The study was done by Dr Ng Kok Hoe, a senior research fellow at the Lee Kuan Yew School of Public Policy, who led a team of researchers at the school’s Social Inclusion Project to do Singapore’s second nationwide study on homelessness.
Among its findings, the study found that the scale of homelessness did not change significantly between 2019 and 2021, despite intense state intervention and the far-reaching impact of the COVID-19 pandemic.
The combined size of the street homeless and temporary shelter populations in 2021 was 1,036, comparable to the 1,115 recorded in 2019.
In addition to street counts, researchers also conducted in-depth interviews with 51 residents at a temporary shelter for homeless people, to understand their personal circumstances, housing histories and pathways into homelessness.
Most of the interview participants were Singaporean men, aged 50 years and above, with the majority having only primary or secondary education. Many were working or looking for work and about half were either divorced or widowed.
Besides the two groups, the study also identified another group of homeless people among its interview participants.
This group, which includes more men than women, is made up of people who have been sleeping rough even before the pandemic hit Singapore in February 2020.
The long-term homeless people have been on the streets from a few months to up to 25 years, with their ages ranging from the 30s to the 70s.
Many had completely lost contact with their family and had poor experiences with public rental housing. They were found while sleeping rough during the pandemic and referred to the shelter.

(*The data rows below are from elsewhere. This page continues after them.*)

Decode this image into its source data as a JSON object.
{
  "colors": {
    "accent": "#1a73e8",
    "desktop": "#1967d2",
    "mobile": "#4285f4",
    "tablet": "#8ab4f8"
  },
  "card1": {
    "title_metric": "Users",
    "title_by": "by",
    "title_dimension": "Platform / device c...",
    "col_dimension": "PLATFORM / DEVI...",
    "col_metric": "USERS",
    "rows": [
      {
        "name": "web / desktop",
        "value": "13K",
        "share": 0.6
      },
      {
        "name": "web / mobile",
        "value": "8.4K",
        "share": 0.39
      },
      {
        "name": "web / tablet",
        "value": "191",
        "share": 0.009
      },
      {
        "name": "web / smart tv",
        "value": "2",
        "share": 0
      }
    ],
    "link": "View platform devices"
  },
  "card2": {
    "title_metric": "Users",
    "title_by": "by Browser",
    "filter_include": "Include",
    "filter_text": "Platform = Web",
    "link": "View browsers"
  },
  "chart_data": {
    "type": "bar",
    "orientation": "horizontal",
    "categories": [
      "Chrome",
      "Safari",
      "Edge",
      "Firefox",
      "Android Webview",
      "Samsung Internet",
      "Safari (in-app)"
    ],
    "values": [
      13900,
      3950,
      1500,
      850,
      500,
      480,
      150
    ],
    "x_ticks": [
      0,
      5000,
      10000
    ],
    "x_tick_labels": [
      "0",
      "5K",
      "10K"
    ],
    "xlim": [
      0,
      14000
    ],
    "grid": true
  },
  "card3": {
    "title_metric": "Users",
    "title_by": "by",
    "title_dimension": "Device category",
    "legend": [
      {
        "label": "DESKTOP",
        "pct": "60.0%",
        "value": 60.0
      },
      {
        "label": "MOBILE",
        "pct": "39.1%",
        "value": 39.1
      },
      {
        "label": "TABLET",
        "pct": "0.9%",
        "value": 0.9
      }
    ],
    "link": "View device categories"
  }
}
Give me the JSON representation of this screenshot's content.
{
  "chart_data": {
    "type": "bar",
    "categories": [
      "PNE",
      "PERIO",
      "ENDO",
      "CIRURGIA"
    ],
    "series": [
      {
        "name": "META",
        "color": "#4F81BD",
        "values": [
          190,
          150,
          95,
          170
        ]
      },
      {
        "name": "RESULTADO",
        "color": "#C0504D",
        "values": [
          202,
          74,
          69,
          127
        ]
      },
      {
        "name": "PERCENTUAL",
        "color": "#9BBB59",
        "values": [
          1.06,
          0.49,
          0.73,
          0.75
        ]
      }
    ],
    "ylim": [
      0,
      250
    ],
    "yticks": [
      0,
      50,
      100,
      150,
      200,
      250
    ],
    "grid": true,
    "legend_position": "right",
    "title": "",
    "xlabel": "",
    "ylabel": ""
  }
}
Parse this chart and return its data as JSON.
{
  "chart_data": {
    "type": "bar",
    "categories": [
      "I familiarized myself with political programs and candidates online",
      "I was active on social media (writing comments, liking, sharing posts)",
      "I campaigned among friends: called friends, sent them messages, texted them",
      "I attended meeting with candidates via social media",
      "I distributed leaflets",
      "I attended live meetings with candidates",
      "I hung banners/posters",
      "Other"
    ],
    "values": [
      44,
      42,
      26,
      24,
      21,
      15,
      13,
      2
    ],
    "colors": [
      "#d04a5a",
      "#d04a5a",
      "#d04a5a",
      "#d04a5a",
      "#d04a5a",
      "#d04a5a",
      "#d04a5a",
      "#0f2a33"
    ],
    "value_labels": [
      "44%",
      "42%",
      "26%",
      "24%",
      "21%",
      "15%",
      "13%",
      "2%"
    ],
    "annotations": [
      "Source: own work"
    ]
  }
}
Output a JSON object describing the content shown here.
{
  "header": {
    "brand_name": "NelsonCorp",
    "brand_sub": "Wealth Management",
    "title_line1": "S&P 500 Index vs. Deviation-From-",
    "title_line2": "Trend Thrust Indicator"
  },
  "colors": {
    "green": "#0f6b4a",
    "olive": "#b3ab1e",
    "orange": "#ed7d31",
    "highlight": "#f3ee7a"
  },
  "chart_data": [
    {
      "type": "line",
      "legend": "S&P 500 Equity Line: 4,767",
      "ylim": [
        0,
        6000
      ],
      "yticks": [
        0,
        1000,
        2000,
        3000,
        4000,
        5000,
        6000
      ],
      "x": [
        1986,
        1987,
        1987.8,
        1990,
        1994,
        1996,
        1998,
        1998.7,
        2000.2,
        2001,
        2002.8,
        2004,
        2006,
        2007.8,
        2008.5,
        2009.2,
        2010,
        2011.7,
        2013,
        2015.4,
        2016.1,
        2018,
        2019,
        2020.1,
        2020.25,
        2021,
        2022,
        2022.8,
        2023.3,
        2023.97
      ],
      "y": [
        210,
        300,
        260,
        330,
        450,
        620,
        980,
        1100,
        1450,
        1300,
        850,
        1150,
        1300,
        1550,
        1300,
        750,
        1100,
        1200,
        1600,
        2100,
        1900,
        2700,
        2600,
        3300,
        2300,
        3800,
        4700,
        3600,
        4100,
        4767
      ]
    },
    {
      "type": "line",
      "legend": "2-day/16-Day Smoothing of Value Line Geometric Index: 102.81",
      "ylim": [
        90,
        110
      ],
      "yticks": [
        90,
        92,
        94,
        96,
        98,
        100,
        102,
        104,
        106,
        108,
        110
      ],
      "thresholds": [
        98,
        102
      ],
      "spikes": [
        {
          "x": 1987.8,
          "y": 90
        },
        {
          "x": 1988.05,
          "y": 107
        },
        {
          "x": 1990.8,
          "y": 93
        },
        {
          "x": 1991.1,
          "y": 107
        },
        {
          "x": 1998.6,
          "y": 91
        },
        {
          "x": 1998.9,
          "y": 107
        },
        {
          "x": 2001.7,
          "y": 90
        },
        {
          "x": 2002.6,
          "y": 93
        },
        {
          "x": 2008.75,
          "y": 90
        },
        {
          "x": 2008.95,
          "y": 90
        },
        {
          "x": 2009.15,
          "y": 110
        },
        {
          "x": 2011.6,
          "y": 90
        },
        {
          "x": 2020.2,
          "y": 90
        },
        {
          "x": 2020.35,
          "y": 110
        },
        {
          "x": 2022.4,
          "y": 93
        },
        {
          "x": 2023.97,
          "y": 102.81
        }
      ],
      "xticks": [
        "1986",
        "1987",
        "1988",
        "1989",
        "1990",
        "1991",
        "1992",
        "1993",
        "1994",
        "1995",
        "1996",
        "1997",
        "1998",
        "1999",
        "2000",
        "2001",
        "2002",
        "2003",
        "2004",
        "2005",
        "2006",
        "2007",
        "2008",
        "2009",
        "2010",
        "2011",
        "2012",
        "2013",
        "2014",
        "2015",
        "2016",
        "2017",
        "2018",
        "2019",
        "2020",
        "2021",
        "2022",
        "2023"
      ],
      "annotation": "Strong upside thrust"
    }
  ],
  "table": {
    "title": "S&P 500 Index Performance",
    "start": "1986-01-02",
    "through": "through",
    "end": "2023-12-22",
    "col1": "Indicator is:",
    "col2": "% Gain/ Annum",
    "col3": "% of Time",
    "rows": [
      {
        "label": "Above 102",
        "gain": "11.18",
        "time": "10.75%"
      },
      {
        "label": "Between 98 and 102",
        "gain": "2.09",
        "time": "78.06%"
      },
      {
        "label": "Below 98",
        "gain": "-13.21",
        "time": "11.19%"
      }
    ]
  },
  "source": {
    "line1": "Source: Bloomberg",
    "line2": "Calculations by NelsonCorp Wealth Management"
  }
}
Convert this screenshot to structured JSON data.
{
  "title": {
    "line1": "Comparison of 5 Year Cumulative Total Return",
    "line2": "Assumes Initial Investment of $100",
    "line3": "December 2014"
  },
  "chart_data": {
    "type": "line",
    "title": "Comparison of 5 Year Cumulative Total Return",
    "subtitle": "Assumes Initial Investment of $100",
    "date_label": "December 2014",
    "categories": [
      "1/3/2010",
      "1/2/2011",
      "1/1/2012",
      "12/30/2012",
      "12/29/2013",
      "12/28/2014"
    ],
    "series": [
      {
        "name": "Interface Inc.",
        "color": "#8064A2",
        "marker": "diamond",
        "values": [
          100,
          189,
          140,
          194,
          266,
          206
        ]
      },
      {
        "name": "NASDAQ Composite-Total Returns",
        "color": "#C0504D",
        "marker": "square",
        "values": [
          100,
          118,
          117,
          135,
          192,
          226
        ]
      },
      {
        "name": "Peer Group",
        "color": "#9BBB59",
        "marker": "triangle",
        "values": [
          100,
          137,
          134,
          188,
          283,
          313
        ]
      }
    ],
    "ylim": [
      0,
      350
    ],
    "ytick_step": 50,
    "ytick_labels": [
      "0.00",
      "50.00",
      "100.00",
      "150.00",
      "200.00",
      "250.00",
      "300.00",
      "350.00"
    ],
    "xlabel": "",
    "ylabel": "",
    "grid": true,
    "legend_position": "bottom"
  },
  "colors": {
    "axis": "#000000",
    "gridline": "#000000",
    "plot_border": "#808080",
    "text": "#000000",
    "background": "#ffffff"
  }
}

All of them had experienced problems in their family relationships such as historical misunderstandings with parents or siblings that led to participants leaving the family at a young age or acrimonious breakups involving years of conflict, even violence.
Describing their work and finances, the report said this group is made up of people who have low-wage and insecure jobs and live in extreme poverty.
They had little or no savings, and had to carefully ration any money they received by cutting back on basic needs like food and toiletries, the report found.